E, invece, come sottolinea Sara Ghiselli, specialista in audiologia e foniatria, dirigente del dipartimento ospedaliero di otorinolaringoiatria – Ambulatorio Centro Impianti Uditivi dell’Ospedale 'Guglielmo da Saliceto' di Piacenza, "parliamo di numeri sempre più in crescita: stiamo affrontando una pandemia le cui conseguenze includono una diminuzione della socialità, del benessere e delle capacità cognitive, con il rischio di deterioramento mentale negli anziani e ritardi nello sviluppo linguistico nei bambini. Parliamo di pandemia ‘silenziosa’ non solo perché si tratta di deficit dell’udito ma anche perché si riferisce a patologie trascurate che richiedono attenzione urgente da parte delle istituzioni".

 

"Il 30% dei soggetti oltre i 70 anni presenta una perdita uditiva - rimarca Nicola Quaranta, presidente Siaf -. Studi recenti hanno evidenziato che la perdita uditiva in età adulta rappresenta un rilevante fattore di rischio, modificabile per lo sviluppo del decadimento cognitivo nell’anziano. Un’importante implicazione è che la diagnosi e il trattamento precoce dell’ipoacusia mediante protesi acustica e impianto cocleare possono rallentare e prevenire il decadimento cognitivo dell’anziano".

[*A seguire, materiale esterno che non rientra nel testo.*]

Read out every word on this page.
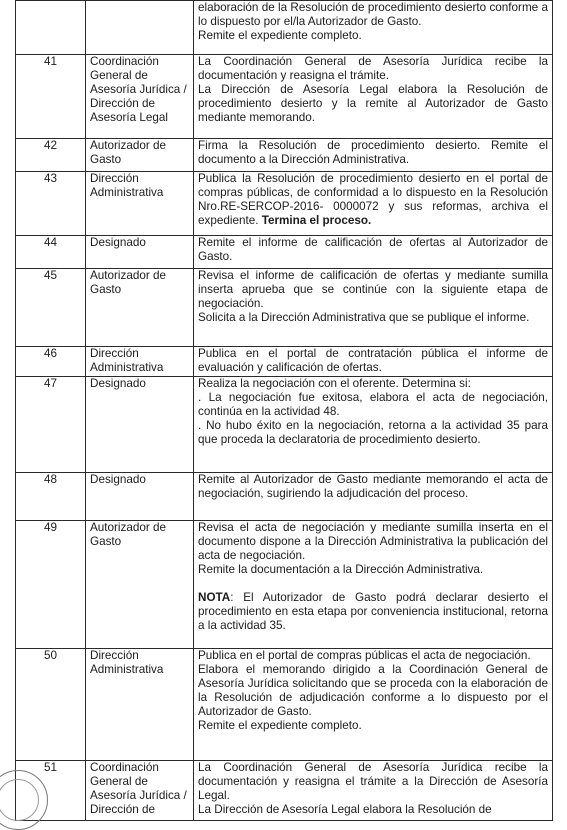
		elaboración de la Resolución de procedimiento desierto conforme a lo dispuesto por el/la Autorizador de Gasto.
Remite el expediente completo.

41	Coordinación General de Asesoría Jurídica / Dirección de Asesoría Legal	La Coordinación General de Asesoría Jurídica recibe la documentación y reasigna el trámite.
La Dirección de Asesoría Legal elabora la Resolución de procedimiento desierto y la remite al Autorizador de Gasto mediante memorando.

42	Autorizador de Gasto	Firma la Resolución de procedimiento desierto. Remite el documento a la Dirección Administrativa.

43	Dirección Administrativa	Publica la Resolución de procedimiento desierto en el portal de compras públicas, de conformidad a lo dispuesto en la Resolución Nro.RE-SERCOP-2016- 0000072 y sus reformas, archiva el expediente. Termina el proceso.
44	Designado	Remite el informe de calificación de ofertas al Autorizador de Gasto.

45	Autorizador de Gasto	Revisa el informe de calificación de ofertas y mediante sumilla inserta aprueba que se continúe con la siguiente etapa de negociación.
Solicita a la Dirección Administrativa que se publique el informe.

46	Dirección Administrativa	Publica en el portal de contratación pública el informe de evaluación y calificación de ofertas.

47	Designado	Realiza la negociación con el oferente. Determina si:
. La negociación fue exitosa, elabora el acta de negociación, continúa en la actividad 48.
. No hubo éxito en la negociación, retorna a la actividad 35 para que proceda la declaratoria de procedimiento desierto.

48	Designado	Remite al Autorizador de Gasto mediante memorando el acta de negociación, sugiriendo la adjudicación del proceso.

49	Autorizador de Gasto	Revisa el acta de negociación y mediante sumilla inserta en el documento dispone a la Dirección Administrativa la publicación del acta de negociación.
Remite la documentación a la Dirección Administrativa.
NOTA: El Autorizador de Gasto podrá declarar desierto el procedimiento en esta etapa por conveniencia institucional, retorna a la actividad 35.

50	Dirección Administrativa	Publica en el portal de compras públicas el acta de negociación.
Elabora el memorando dirigido a la Coordinación General de Asesoría Jurídica solicitando que se proceda con la elaboración de la Resolución de adjudicación conforme a lo dispuesto por el Autorizador de Gasto.
Remite el expediente completo.

51	Coordinación General de Asesoría Jurídica / Dirección de	La Coordinación General de Asesoría Jurídica recibe la documentación y reasigna el trámite a la Dirección de Asesoría Legal.
La Dirección de Asesoría Legal elabora la Resolución de
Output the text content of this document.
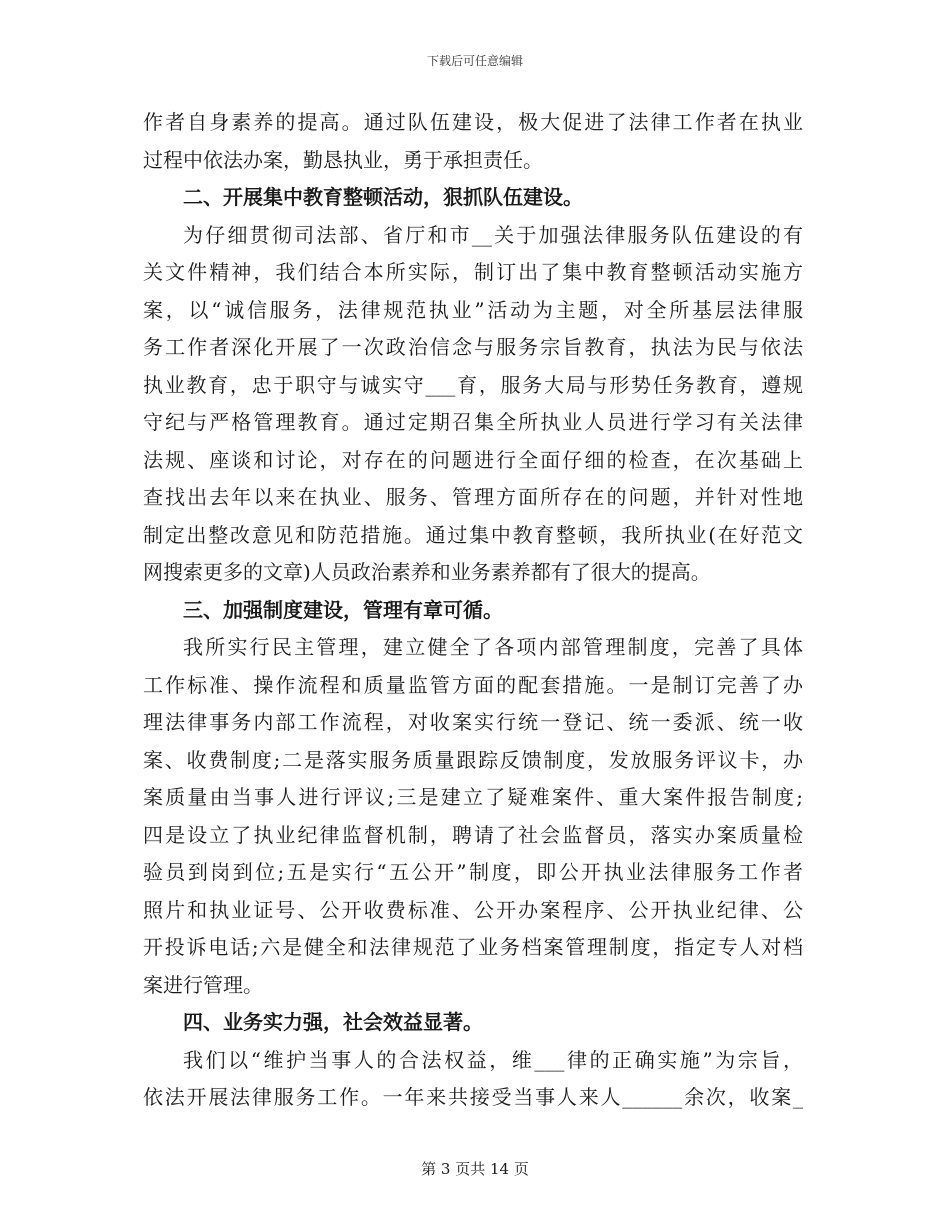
下载后可任意编辑
作者自身素养的提高。通过队伍建设，极大促进了法律工作者在执业
过程中依法办案，勤恳执业，勇于承担责任。
二、开展集中教育整顿活动，狠抓队伍建设。
为仔细贯彻司法部、省厅和市__关于加强法律服务队伍建设的有
关文件精神，我们结合本所实际，制订出了集中教育整顿活动实施方
案，以“诚信服务，法律规范执业”活动为主题，对全所基层法律服
务工作者深化开展了一次政治信念与服务宗旨教育，执法为民与依法
执业教育，忠于职守与诚实守___育，服务大局与形势任务教育，遵规
守纪与严格管理教育。通过定期召集全所执业人员进行学习有关法律
法规、座谈和讨论，对存在的问题进行全面仔细的检查，在次基础上
查找出去年以来在执业、服务、管理方面所存在的问题，并针对性地
制定出整改意见和防范措施。通过集中教育整顿，我所执业(在好范文
网搜索更多的文章)人员政治素养和业务素养都有了很大的提高。
三、加强制度建设，管理有章可循。
我所实行民主管理，建立健全了各项内部管理制度，完善了具体
工作标准、操作流程和质量监管方面的配套措施。一是制订完善了办
理法律事务内部工作流程，对收案实行统一登记、统一委派、统一收
案、收费制度;二是落实服务质量跟踪反馈制度，发放服务评议卡，办
案质量由当事人进行评议;三是建立了疑难案件、重大案件报告制度;
四是设立了执业纪律监督机制，聘请了社会监督员，落实办案质量检
验员到岗到位;五是实行“五公开”制度，即公开执业法律服务工作者
照片和执业证号、公开收费标准、公开办案程序、公开执业纪律、公
开投诉电话;六是健全和法律规范了业务档案管理制度，指定专人对档
案进行管理。
四、业务实力强，社会效益显著。
我们以“维护当事人的合法权益，维___律的正确实施”为宗旨，
依法开展法律服务工作。一年来共接受当事人来人______余次，收案_
第 3 页共 14 页
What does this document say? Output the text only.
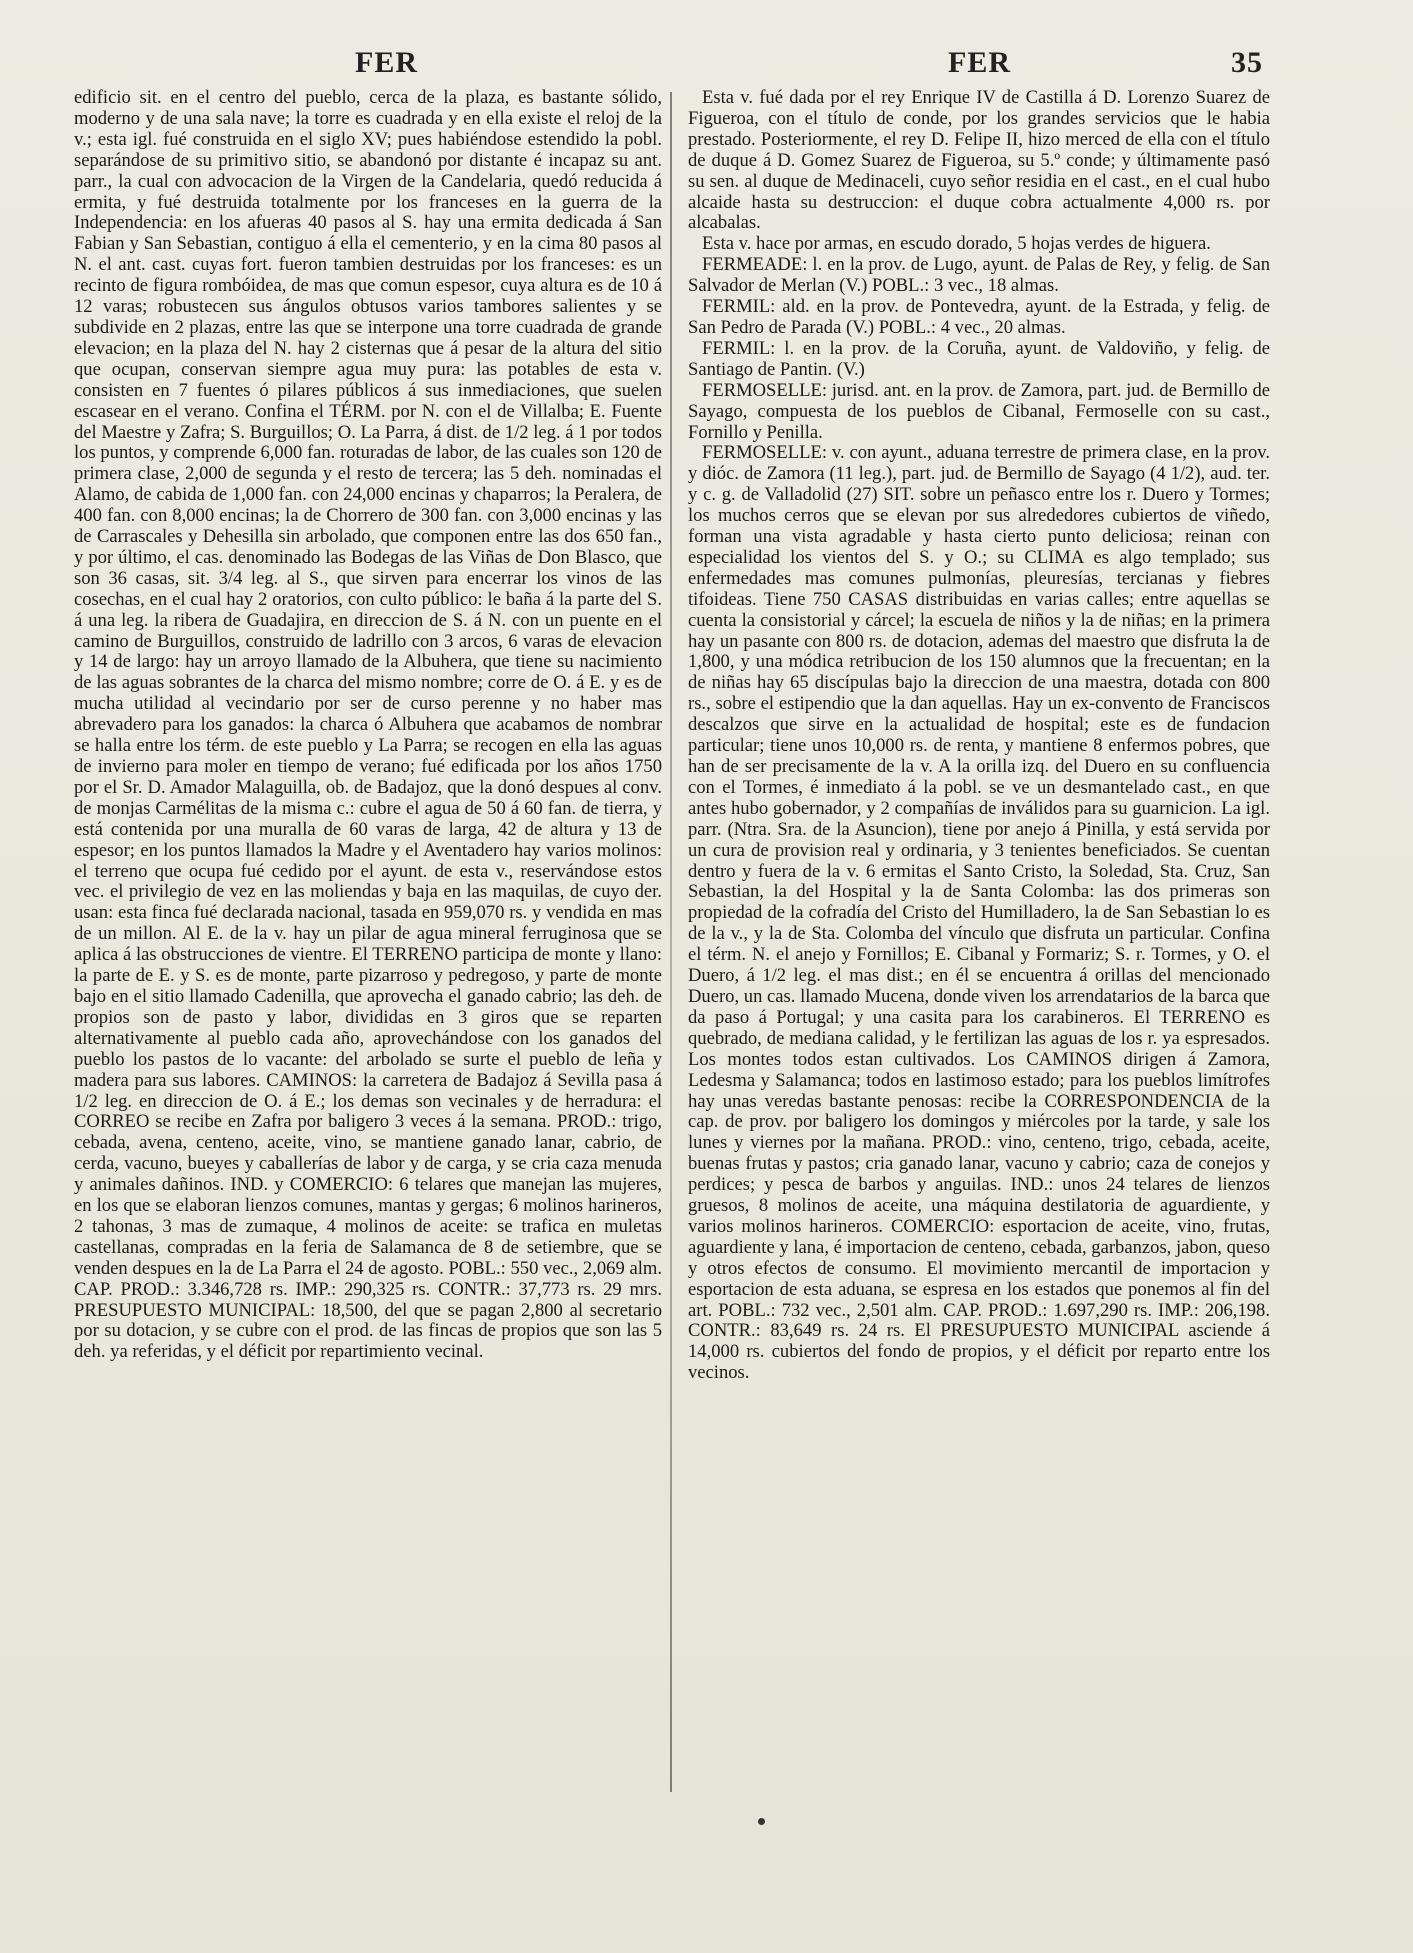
FER	FER	35

edificio sit. en el centro del pueblo, cerca de la plaza, es bastante sólido, moderno y de una sala nave; la torre es cuadrada y en ella existe el reloj de la v.; esta igl. fué construida en el siglo XV; pues habiéndose estendido la pobl. separándose de su primitivo sitio, se abandonó por distante é incapaz su ant. parr., la cual con advocacion de la Virgen de la Candelaria, quedó reducida á ermita, y fué destruida totalmente por los franceses en la guerra de la Independencia: en los afueras 40 pasos al S. hay una ermita dedicada á San Fabian y San Sebastian, contiguo á ella el cementerio, y en la cima 80 pasos al N. el ant. cast. cuyas fort. fueron tambien destruidas por los franceses: es un recinto de figura rombóidea, de mas que comun espesor, cuya altura es de 10 á 12 varas; robustecen sus ángulos obtusos varios tambores salientes y se subdivide en 2 plazas, entre las que se interpone una torre cuadrada de grande elevacion; en la plaza del N. hay 2 cisternas que á pesar de la altura del sitio que ocupan, conservan siempre agua muy pura: las potables de esta v. consisten en 7 fuentes ó pilares públicos á sus inmediaciones, que suelen escasear en el verano. Confina el TÉRM. por N. con el de Villalba; E. Fuente del Maestre y Zafra; S. Burguillos; O. La Parra, á dist. de 1/2 leg. á 1 por todos los puntos, y comprende 6,000 fan. roturadas de labor, de las cuales son 120 de primera clase, 2,000 de segunda y el resto de tercera; las 5 deh. nominadas el Alamo, de cabida de 1,000 fan. con 24,000 encinas y chaparros; la Peralera, de 400 fan. con 8,000 encinas; la de Chorrero de 300 fan. con 3,000 encinas y las de Carrascales y Dehesilla sin arbolado, que componen entre las dos 650 fan., y por último, el cas. denominado las Bodegas de las Viñas de Don Blasco, que son 36 casas, sit. 3/4 leg. al S., que sirven para encerrar los vinos de las cosechas, en el cual hay 2 oratorios, con culto público: le baña á la parte del S. á una leg. la ribera de Guadajira, en direccion de S. á N. con un puente en el camino de Burguillos, construido de ladrillo con 3 arcos, 6 varas de elevacion y 14 de largo: hay un arroyo llamado de la Albuhera, que tiene su nacimiento de las aguas sobrantes de la charca del mismo nombre; corre de O. á E. y es de mucha utilidad al vecindario por ser de curso perenne y no haber mas abrevadero para los ganados: la charca ó Albuhera que acabamos de nombrar se halla entre los térm. de este pueblo y La Parra; se recogen en ella las aguas de invierno para moler en tiempo de verano; fué edificada por los años 1750 por el Sr. D. Amador Malaguilla, ob. de Badajoz, que la donó despues al conv. de monjas Carmélitas de la misma c.: cubre el agua de 50 á 60 fan. de tierra, y está contenida por una muralla de 60 varas de larga, 42 de altura y 13 de espesor; en los puntos llamados la Madre y el Aventadero hay varios molinos: el terreno que ocupa fué cedido por el ayunt. de esta v., reservándose estos vec. el privilegio de vez en las moliendas y baja en las maquilas, de cuyo der. usan: esta finca fué declarada nacional, tasada en 959,070 rs. y vendida en mas de un millon. Al E. de la v. hay un pilar de agua mineral ferruginosa que se aplica á las obstrucciones de vientre. El TERRENO participa de monte y llano: la parte de E. y S. es de monte, parte pizarroso y pedregoso, y parte de monte bajo en el sitio llamado Cadenilla, que aprovecha el ganado cabrio; las deh. de propios son de pasto y labor, divididas en 3 giros que se reparten alternativamente al pueblo cada año, aprovechándose con los ganados del pueblo los pastos de lo vacante: del arbolado se surte el pueblo de leña y madera para sus labores. CAMINOS: la carretera de Badajoz á Sevilla pasa á 1/2 leg. en direccion de O. á E.; los demas son vecinales y de herradura: el CORREO se recibe en Zafra por baligero 3 veces á la semana. PROD.: trigo, cebada, avena, centeno, aceite, vino, se mantiene ganado lanar, cabrio, de cerda, vacuno, bueyes y caballerías de labor y de carga, y se cria caza menuda y animales dañinos. IND. y COMERCIO: 6 telares que manejan las mujeres, en los que se elaboran lienzos comunes, mantas y gergas; 6 molinos harineros, 2 tahonas, 3 mas de zumaque, 4 molinos de aceite: se trafica en muletas castellanas, compradas en la feria de Salamanca de 8 de setiembre, que se venden despues en la de La Parra el 24 de agosto. POBL.: 550 vec., 2,069 alm. CAP. PROD.: 3.346,728 rs. IMP.: 290,325 rs. CONTR.: 37,773 rs. 29 mrs. PRESUPUESTO MUNICIPAL: 18,500, del que se pagan 2,800 al secretario por su dotacion, y se cubre con el prod. de las fincas de propios que son las 5 deh. ya referidas, y el déficit por repartimiento vecinal.

Esta v. fué dada por el rey Enrique IV de Castilla á D. Lorenzo Suarez de Figueroa, con el título de conde, por los grandes servicios que le habia prestado. Posteriormente, el rey D. Felipe II, hizo merced de ella con el título de duque á D. Gomez Suarez de Figueroa, su 5.º conde; y últimamente pasó su sen. al duque de Medinaceli, cuyo señor residia en el cast., en el cual hubo alcaide hasta su destruccion: el duque cobra actualmente 4,000 rs. por alcabalas.

Esta v. hace por armas, en escudo dorado, 5 hojas verdes de higuera.

FERMEADE: l. en la prov. de Lugo, ayunt. de Palas de Rey, y felig. de San Salvador de Merlan (V.) POBL.: 3 vec., 18 almas.

FERMIL: ald. en la prov. de Pontevedra, ayunt. de la Estrada, y felig. de San Pedro de Parada (V.) POBL.: 4 vec., 20 almas.

FERMIL: l. en la prov. de la Coruña, ayunt. de Valdoviño, y felig. de Santiago de Pantin. (V.)

FERMOSELLE: jurisd. ant. en la prov. de Zamora, part. jud. de Bermillo de Sayago, compuesta de los pueblos de Cibanal, Fermoselle con su cast., Fornillo y Penilla.

FERMOSELLE: v. con ayunt., aduana terrestre de primera clase, en la prov. y dióc. de Zamora (11 leg.), part. jud. de Bermillo de Sayago (4 1/2), aud. ter. y c. g. de Valladolid (27) SIT. sobre un peñasco entre los r. Duero y Tormes; los muchos cerros que se elevan por sus alrededores cubiertos de viñedo, forman una vista agradable y hasta cierto punto deliciosa; reinan con especialidad los vientos del S. y O.; su CLIMA es algo templado; sus enfermedades mas comunes pulmonías, pleuresías, tercianas y fiebres tifoideas. Tiene 750 CASAS distribuidas en varias calles; entre aquellas se cuenta la consistorial y cárcel; la escuela de niños y la de niñas; en la primera hay un pasante con 800 rs. de dotacion, ademas del maestro que disfruta la de 1,800, y una módica retribucion de los 150 alumnos que la frecuentan; en la de niñas hay 65 discípulas bajo la direccion de una maestra, dotada con 800 rs., sobre el estipendio que la dan aquellas. Hay un ex-convento de Franciscos descalzos que sirve en la actualidad de hospital; este es de fundacion particular; tiene unos 10,000 rs. de renta, y mantiene 8 enfermos pobres, que han de ser precisamente de la v. A la orilla izq. del Duero en su confluencia con el Tormes, é inmediato á la pobl. se ve un desmantelado cast., en que antes hubo gobernador, y 2 compañías de inválidos para su guarnicion. La igl. parr. (Ntra. Sra. de la Asuncion), tiene por anejo á Pinilla, y está servida por un cura de provision real y ordinaria, y 3 tenientes beneficiados. Se cuentan dentro y fuera de la v. 6 ermitas el Santo Cristo, la Soledad, Sta. Cruz, San Sebastian, la del Hospital y la de Santa Colomba: las dos primeras son propiedad de la cofradía del Cristo del Humilladero, la de San Sebastian lo es de la v., y la de Sta. Colomba del vínculo que disfruta un particular. Confina el térm. N. el anejo y Fornillos; E. Cibanal y Formariz; S. r. Tormes, y O. el Duero, á 1/2 leg. el mas dist.; en él se encuentra á orillas del mencionado Duero, un cas. llamado Mucena, donde viven los arrendatarios de la barca que da paso á Portugal; y una casita para los carabineros. El TERRENO es quebrado, de mediana calidad, y le fertilizan las aguas de los r. ya espresados. Los montes todos estan cultivados. Los CAMINOS dirigen á Zamora, Ledesma y Salamanca; todos en lastimoso estado; para los pueblos limítrofes hay unas veredas bastante penosas: recibe la CORRESPONDENCIA de la cap. de prov. por baligero los domingos y miércoles por la tarde, y sale los lunes y viernes por la mañana. PROD.: vino, centeno, trigo, cebada, aceite, buenas frutas y pastos; cria ganado lanar, vacuno y cabrio; caza de conejos y perdices; y pesca de barbos y anguilas. IND.: unos 24 telares de lienzos gruesos, 8 molinos de aceite, una máquina destilatoria de aguardiente, y varios molinos harineros. COMERCIO: esportacion de aceite, vino, frutas, aguardiente y lana, é importacion de centeno, cebada, garbanzos, jabon, queso y otros efectos de consumo. El movimiento mercantil de importacion y esportacion de esta aduana, se espresa en los estados que ponemos al fin del art. POBL.: 732 vec., 2,501 alm. CAP. PROD.: 1.697,290 rs. IMP.: 206,198. CONTR.: 83,649 rs. 24 rs. El PRESUPUESTO MUNICIPAL asciende á 14,000 rs. cubiertos del fondo de propios, y el déficit por reparto entre los vecinos.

Oltre agli anziani, però, i disturbi uditivi riguardano anche i più piccoli. "Come riportato nel recente documento dell’Oms del 2021 'World report on hearing', l’ipoacusia attualmente colpisce oltre un miliardo e mezzo di persone, ovvero il 20% della popolazione mondiale - ricorda Stefano Berrettini (Università di Pisa, ex presidente Siaf)-. Nella maggior parte dei casi si tratta di forme lievi, ma una parte sostanziale dei pazienti, circa 430 milioni di persone a livello mondiale, presenta una ipoacusia moderata, grave o profonda che, se non adeguatamente gestita può avere un impatto negativo sulla capacità di svolgere le attività quotidiane e sulla qualità della vita. In età infantile la problematica è particolarmente rilevante, infatti, ne sono colpiti l’1-2 su mille dei neonati, ma la prevalenza sale di 10-20 volte se consideriamo alcune categorie di neonati, come quelli che subiscono un ricovero in terapia intensiva neonatale. Ancora, a causa delle forme ad insorgenza tardiva e progressive, se consideriamo i bambini in età scolare, dai 5 ai 9 anni, la prevalenza sale all’1,5% e all’1,7% tra i 9 e 14 anni. Un deficit uditivo in età infantile, se non diagnosticato e trattato precocemente e adeguatamente, può avere conseguenze negative sullo sviluppo delle abilità uditive e del linguaggio, ma anche sugli apprendimenti, sullo sviluppo psicologico e globale del bambino, con inevitabili future ripercussioni sull’inserimento sociale e lavorativo". Anche se oggi, conclude, "grazie allo screening audiologico neonatale, i bambini con deficit uditivi possono avere uno sviluppo linguistico e globale che si avvicina molto a quello dei coetanei normoudenti".